When Lambs Become Lions review – eagle eye on the ivory trade

When Lambs Become Lions review – eagle eye on the ivory trade. Jon Kasbe’s documentary is remarkable for its access to Kenya’s poachers – and its even-handedness

“I never do the killing myself. I don’t like killing,” insists ivory poacher “X” in Jon Kasbe’s visually striking documentary about Kenya’s illegal ivory trade. X is a self-righteous and swaggering young man, with a self-described “sweet tongue and strong brain”, who claims to have killed 16 elephants on his own and at least 40 with a team.

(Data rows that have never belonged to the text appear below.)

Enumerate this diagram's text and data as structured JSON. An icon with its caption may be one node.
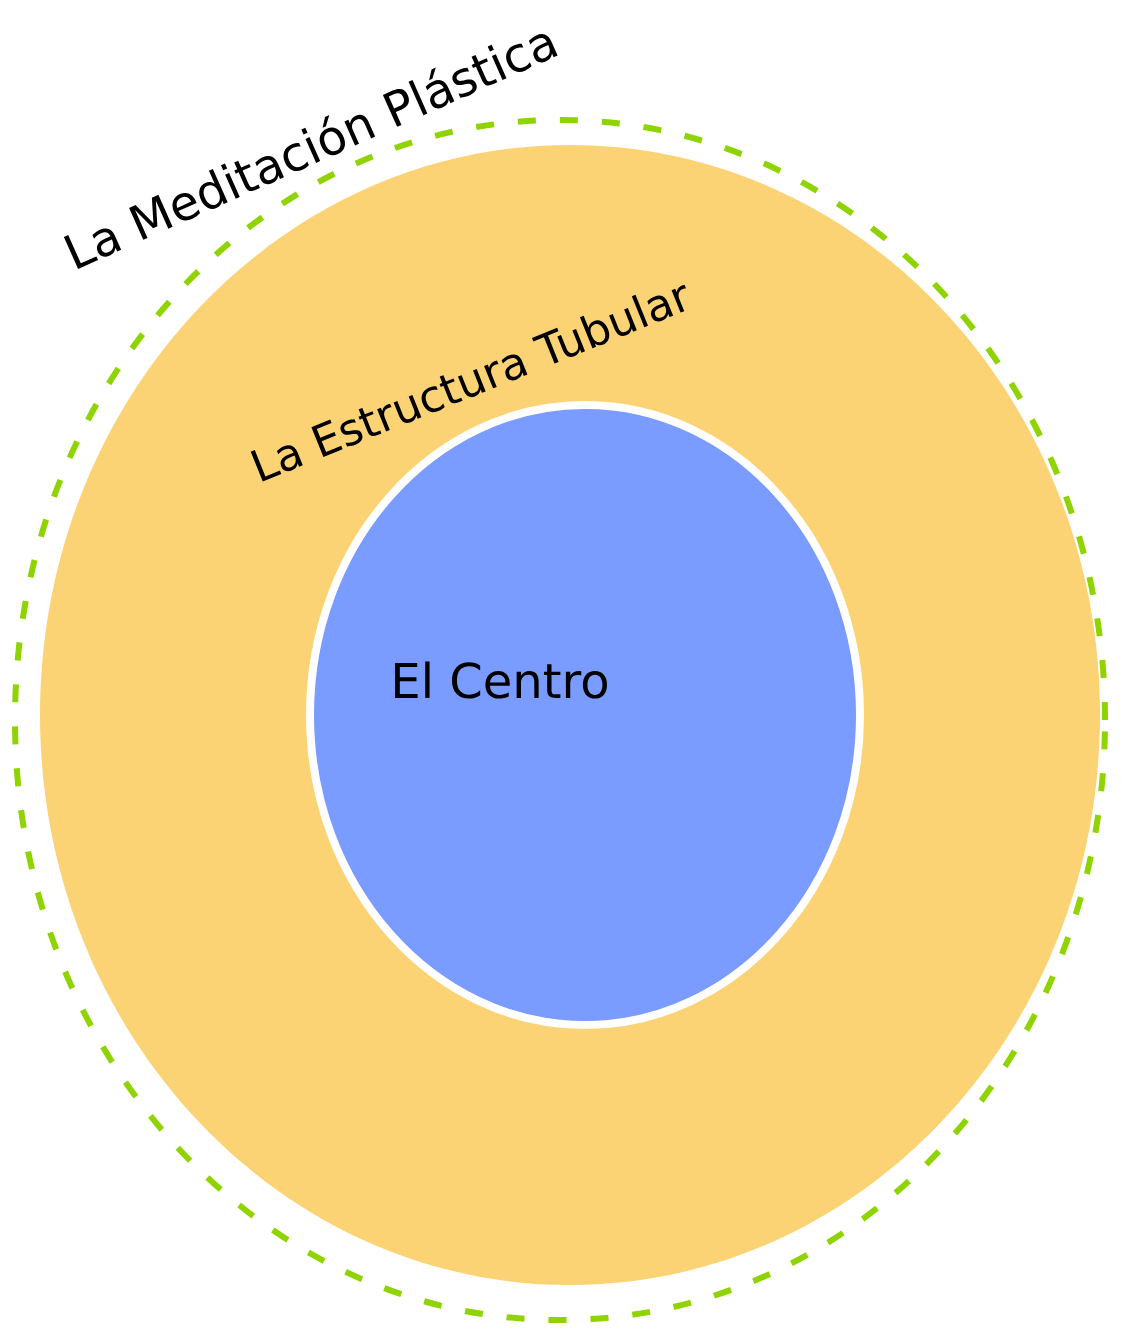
{
  "diagram": {
    "nodes": [
      {
        "text": [
          "La Meditación Plástica"
        ]
      },
      {
        "text": [
          "La Estructura Tubular"
        ],
        "in": 0
      },
      {
        "text": [
          "El Centro"
        ],
        "in": 1
      }
    ]
  }
}
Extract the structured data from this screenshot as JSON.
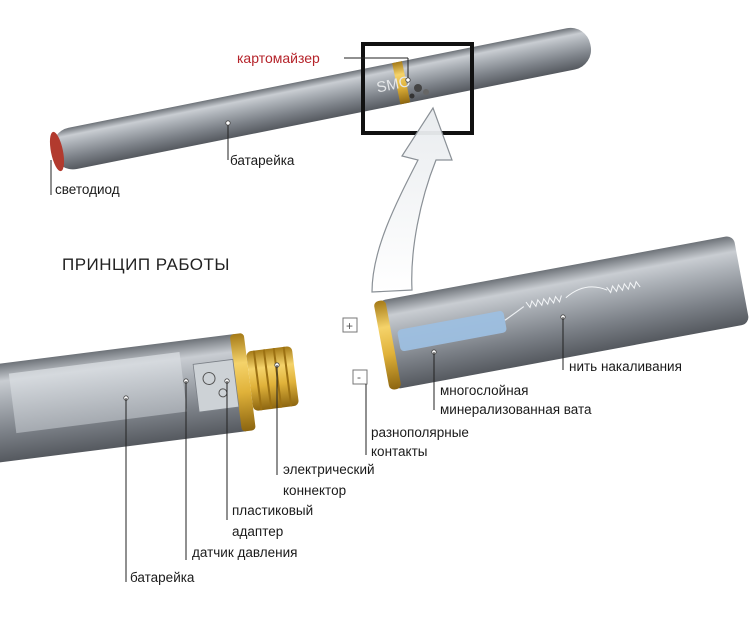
{
  "title": "ПРИНЦИП РАБОТЫ",
  "top_ecig": {
    "cartomizer_label": "картомайзер",
    "battery_label": "батарейка",
    "led_label": "светодиод",
    "brand_text": "SMO"
  },
  "battery_part": {
    "electric_connector": [
      "электрический",
      "коннектор"
    ],
    "plastic_adapter": [
      "пластиковый",
      "адаптер"
    ],
    "pressure_sensor": "датчик давления",
    "battery": "батарейка"
  },
  "cartomizer_part": {
    "heating_coil": "нить накаливания",
    "wool": [
      "многослойная",
      "минерализованная вата"
    ],
    "contacts": [
      "разнополярные",
      "контакты"
    ],
    "plus_sign": "+",
    "minus_sign": "-"
  },
  "colors": {
    "led_red": "#b23a2e",
    "gold": "#e0b23a",
    "wool_blue": "#9dbfe0",
    "tube_gray": "#9a9fa6"
  }
}
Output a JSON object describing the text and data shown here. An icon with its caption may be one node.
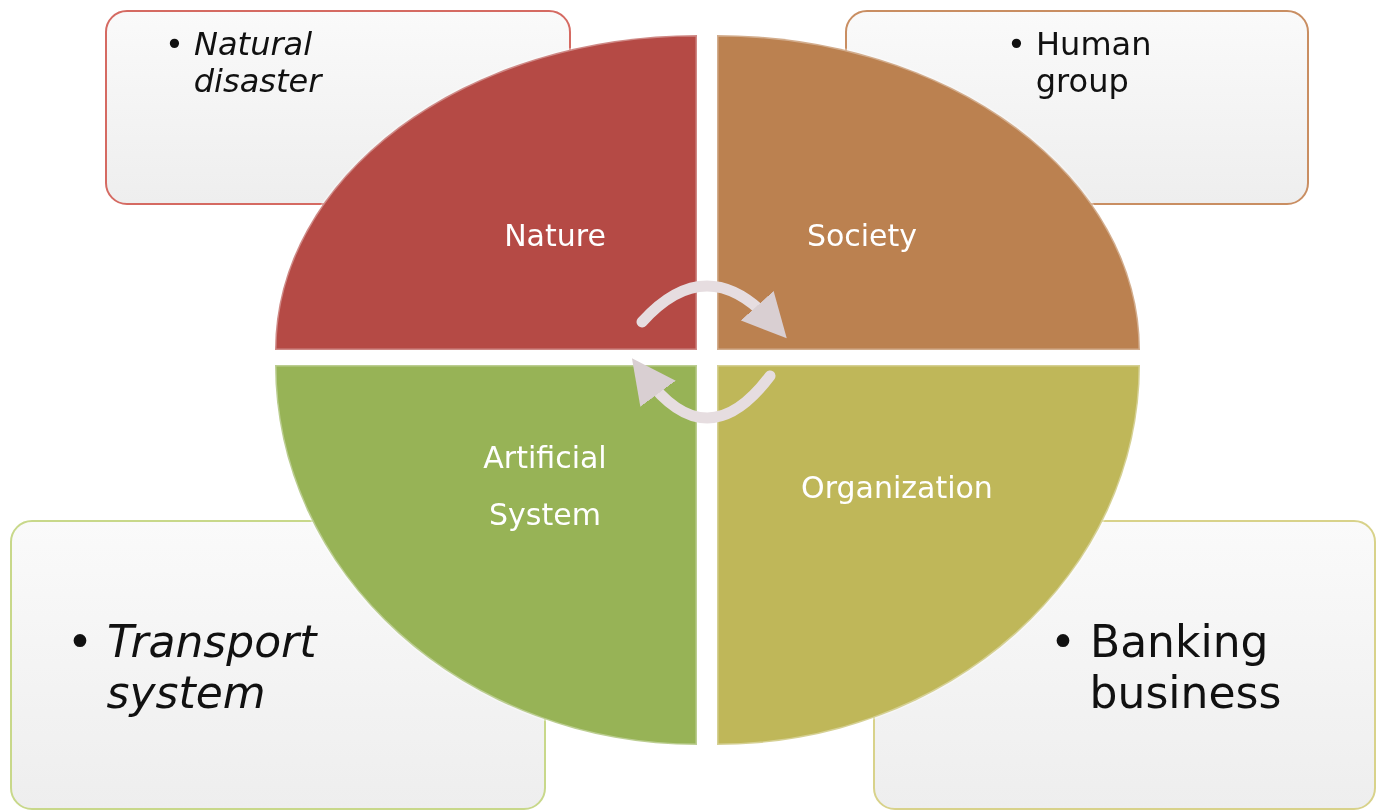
{
  "diagram": {
    "nodes": [
      {
        "text": [
          "• Natural disaster"
        ]
      },
      {
        "text": [
          "• Human group"
        ]
      },
      {
        "text": [
          "Nature"
        ]
      },
      {
        "text": [
          "Society"
        ]
      },
      {
        "text": [
          "Artificial System"
        ]
      },
      {
        "text": [
          "Organization"
        ]
      },
      {
        "text": [
          "• Transport system"
        ]
      },
      {
        "text": [
          "• Banking business"
        ]
      }
    ],
    "edges": [
      {
        "from": 2,
        "to": 3,
        "arrow": "to"
      },
      {
        "from": 5,
        "to": 4,
        "arrow": "to"
      }
    ]
  }
}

He and his business partner, Lukas, fire poisoned arrows to paralyse the endangered animals before harvesting their tusks for ivory. It’s risky work, and led to his own father’s death – by law, those caught shooting an animal receive a bullet on the spot. “You look like a gangster,” he says to Lukas, whose sunglasses and cigarette are fashioned after Robert De Niro. Kasbe also follows X’s cousin, Asan, once a poacher and now a ranger and family man who knows how hunters think. Later, ivory worth $150m is piled high and burned (a political statement arranged by the Kenyan president, Uhuru Kenyatta).

Kasbe makes the most of his extraordinary access by presenting the film vérité style, preferring to immerse the audience in his characters’ lives to better make the case for each of their choices. Of course X’s crimes are despicable, never more so than in one breathless scene in which he and Lukas hit an elephant, which cries out in pain off camera. Yet Kasbe’s gaze remains empathetic, portraying X as an antihero with few better options, contrasting his business mind with Asan’s noble heart. It’s no surprise to hear that it has been months since Asan has been paid.

Drone footage of a lumbering family of elephants is contrasted with Asan’s heavily pregnant wife; Kasbe films Asan’s young son, then shows a blue bow tied around the neck of a gorgeous, orphaned days-old zebra. Kasbe creates a sense of the ecosystem at stake.